Native American Indian Association Powwow
PNative Cultural Circle (NCC) of Clarksville held its 19th annual Intertribal Powwow. Photograph courtesy of Native American Indian Association of Tennessee

The Powwow is held each year in a location with special significance to Native peoples. During the “Indian Removal” of 1838, the Cherokee nation was taken from their traditional homes in Tennessee, Georgia, North Carolina, and Alabama and forcefully relocated to the Indian Territories in what later became Oklahoma. The Powwow grounds lay along the northern land route. Diary records of the removal identify Port Royal as the last stop before leaving Tennessee and as an encampment site where the Cherokee stayed overnight or longer to re-supply, grind corn and rest.

An estimated 4,000 to 6,000 Cherokee died during that tragic journey, known in Cherokee as Nunna daul Tsuny, “The Trail of Tears” or “The Trail Where They Cried.”

While the powwow commemorates the inhumanity of the Trail, it is also a time for people from all walks of life to honor Native Americans and explore their culture and traditions.
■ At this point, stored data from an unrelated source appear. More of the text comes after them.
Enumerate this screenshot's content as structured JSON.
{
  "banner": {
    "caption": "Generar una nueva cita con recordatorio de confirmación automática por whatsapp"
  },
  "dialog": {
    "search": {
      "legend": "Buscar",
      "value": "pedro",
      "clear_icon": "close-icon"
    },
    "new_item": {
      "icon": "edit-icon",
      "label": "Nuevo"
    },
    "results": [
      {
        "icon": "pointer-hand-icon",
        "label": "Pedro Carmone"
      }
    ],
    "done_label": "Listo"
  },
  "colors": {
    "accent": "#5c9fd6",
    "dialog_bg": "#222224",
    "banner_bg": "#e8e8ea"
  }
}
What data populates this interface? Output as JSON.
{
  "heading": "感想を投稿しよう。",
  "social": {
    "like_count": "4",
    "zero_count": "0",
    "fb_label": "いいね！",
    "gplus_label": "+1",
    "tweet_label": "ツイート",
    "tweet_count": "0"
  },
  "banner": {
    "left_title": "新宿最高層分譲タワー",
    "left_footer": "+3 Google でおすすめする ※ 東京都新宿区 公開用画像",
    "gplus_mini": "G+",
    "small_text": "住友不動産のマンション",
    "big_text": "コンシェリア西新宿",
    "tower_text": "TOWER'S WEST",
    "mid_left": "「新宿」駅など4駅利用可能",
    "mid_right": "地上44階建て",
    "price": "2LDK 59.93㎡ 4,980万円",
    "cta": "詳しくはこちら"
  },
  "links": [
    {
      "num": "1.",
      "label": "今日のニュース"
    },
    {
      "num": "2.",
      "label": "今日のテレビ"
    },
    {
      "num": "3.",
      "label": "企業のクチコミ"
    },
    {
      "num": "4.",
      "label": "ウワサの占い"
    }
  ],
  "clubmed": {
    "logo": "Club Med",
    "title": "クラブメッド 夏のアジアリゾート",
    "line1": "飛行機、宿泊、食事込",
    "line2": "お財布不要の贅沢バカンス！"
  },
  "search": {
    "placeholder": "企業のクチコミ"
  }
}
At this year’s powwow, The Way to Happiness Association of Tennessee distributed copies of The Way to Happiness, a common-sense nonreligious moral code. The booklet teaches tolerance, justness and compassion among the virtues necessary to a moral and truly happy life. “It is the lack of these basic principles that opens the door to atrocities such as the Trail of Tears and human rights violations extant in our world today,” says Rev. Brian Fesler, President of the Church of Scientology Nashville, who coordinates the activities of the Association. “Application of the precepts of The Way to Happiness guards against any future Trail of Tears.”

The mission of the Native Cultural Circle is to provide quality educational programs and materials to local schools and the residents of Middle Tennessee and South Central Kentucky, to raise awareness of the cultures and traditions of the Native peoples of the Americas.